Juneteenth 2019: An Essential Reading List

Highlights from Pacific Standard’s coverage of racial inequality and the state of reparations in America.
The United States House of Representatives chamber.

Each year, June 19th marks Juneteenth, a day to commemorate abolition in Texas, and, with it, the final end to slavery throughout the country. Calls for reparations are often raised on Juneteenth, and 2019 is no exception: The House Committee on the Judiciary held a hearing regarding reparations for black Americans.

The committee met to discuss H.R. 40, legislation introduced by Representative Sheila Jackson Lee (D–Texas) to acknowledge slavery in the United States, and begin to make amends. The bill includes measures such as establishing a commission to research the possibility of a national apology and a proposal for reparations for black Americans.

During the hearing, author and journalist Ta-Nehisi Coates criticized Senate majority leader Mitch McConnell’s comments rejecting reparations for slavery, arguing that the legacy of Jim Crow laws continues to marginalize black Americans today, from wealth disparities between black and white families to higher mortality rates for black women giving birth.

Advocates argue that, in addition to slavery, decades of Jim Crow laws created state-sponsored structures that perpetuate the marginalization of black Americans. Discriminatory institutions, in areas such as banking and housing, continue to trap black Americans in cycles of poverty. The impact of these compounding racist practices has manifested in a racial wealth gap, harsher criminal punishments for black Americans, and significantly worse health care for communities of color, among other inequities.

Here’s an essential reading list of Pacific Standard stories on racial inequality and the state of reparations in America.

  • In April, Peter C. Baker reviewed Ken Woodley’s new book on the history of resistance to civil rights in Prince Edward County, Virginia, which documents how, 50 years after Brown v.

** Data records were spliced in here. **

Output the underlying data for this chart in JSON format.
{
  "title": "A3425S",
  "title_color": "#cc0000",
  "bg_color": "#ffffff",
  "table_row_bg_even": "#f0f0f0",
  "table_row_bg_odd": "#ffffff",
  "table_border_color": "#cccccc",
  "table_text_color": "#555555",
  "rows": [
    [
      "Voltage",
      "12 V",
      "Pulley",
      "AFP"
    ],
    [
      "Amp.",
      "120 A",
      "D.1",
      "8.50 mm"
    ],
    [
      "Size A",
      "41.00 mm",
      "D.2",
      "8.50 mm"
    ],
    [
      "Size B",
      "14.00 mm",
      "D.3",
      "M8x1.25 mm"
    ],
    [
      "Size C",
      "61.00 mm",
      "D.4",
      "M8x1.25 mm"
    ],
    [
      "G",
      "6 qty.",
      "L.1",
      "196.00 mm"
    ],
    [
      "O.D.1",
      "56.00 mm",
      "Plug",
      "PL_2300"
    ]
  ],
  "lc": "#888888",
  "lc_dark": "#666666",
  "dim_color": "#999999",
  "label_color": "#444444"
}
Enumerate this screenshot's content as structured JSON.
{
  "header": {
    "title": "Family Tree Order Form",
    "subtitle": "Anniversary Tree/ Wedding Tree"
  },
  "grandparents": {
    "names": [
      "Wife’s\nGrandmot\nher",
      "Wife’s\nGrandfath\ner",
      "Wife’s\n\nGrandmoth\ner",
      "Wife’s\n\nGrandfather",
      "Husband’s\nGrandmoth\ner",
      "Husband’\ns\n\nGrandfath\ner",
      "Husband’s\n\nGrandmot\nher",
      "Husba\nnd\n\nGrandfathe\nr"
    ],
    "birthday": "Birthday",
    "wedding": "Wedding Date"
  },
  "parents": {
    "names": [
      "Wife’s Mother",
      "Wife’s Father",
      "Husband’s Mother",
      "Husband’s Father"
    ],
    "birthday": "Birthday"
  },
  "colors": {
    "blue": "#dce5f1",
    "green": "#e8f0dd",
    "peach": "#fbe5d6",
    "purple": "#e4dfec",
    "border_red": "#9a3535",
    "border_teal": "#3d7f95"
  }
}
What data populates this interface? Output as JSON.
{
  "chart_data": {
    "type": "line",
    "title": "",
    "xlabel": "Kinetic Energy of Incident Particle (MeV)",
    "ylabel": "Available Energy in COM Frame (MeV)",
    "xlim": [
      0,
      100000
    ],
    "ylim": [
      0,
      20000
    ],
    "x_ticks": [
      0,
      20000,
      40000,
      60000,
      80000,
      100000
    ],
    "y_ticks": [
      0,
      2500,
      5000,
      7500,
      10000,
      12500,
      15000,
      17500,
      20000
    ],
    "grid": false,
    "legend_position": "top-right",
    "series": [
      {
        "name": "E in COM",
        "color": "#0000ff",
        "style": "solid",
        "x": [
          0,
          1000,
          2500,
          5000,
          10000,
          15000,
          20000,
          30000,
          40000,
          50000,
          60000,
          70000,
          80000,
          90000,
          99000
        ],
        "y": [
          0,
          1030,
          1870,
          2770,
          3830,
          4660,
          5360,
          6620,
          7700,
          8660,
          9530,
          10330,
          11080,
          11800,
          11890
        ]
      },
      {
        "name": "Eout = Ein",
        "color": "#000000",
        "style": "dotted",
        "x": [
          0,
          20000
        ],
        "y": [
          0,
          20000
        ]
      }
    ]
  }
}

Board of Education, the county is finally beginning to seek justice: “Woodley gives us a chance to see one small reparations initiative go from dream to reality, and ponder its connection to the broader project,” he writes.
  • Reflecting on Coates’ 2017 “The Case for Reparations” piece for The Atlantic, Jim Russell explores why reparations don’t apply to other immigrant groups, such as Irish Catholics.
  • The U.S. should construct cultural organizations to reflect on and memorialize the history of slavery as part of reparations, argues Sara Fanning. She writes: “Individuals who visit museums, it has been noted by recent research, develop increased historical empathy and have higher levels of tolerance than those who do not.”
  • Earlier this year, Dwyer Gunn examined a report that found that the racial economic disparity in America not only persists, it is actually growing. One reason, she finds, is that “wealth is increasingly concentrated in the hands of the few (mostly white families), and then passed down from parents to children. American politicians have historically ignored this fact, choosing instead to focus on factors like income and education, in the hopes that wealth would follow.”
  • In 2017, Tom Jacobs reported on a study that traced the ongoing effects of county-level slavery in 1860. The researchers found that economic inequality in such counties continues.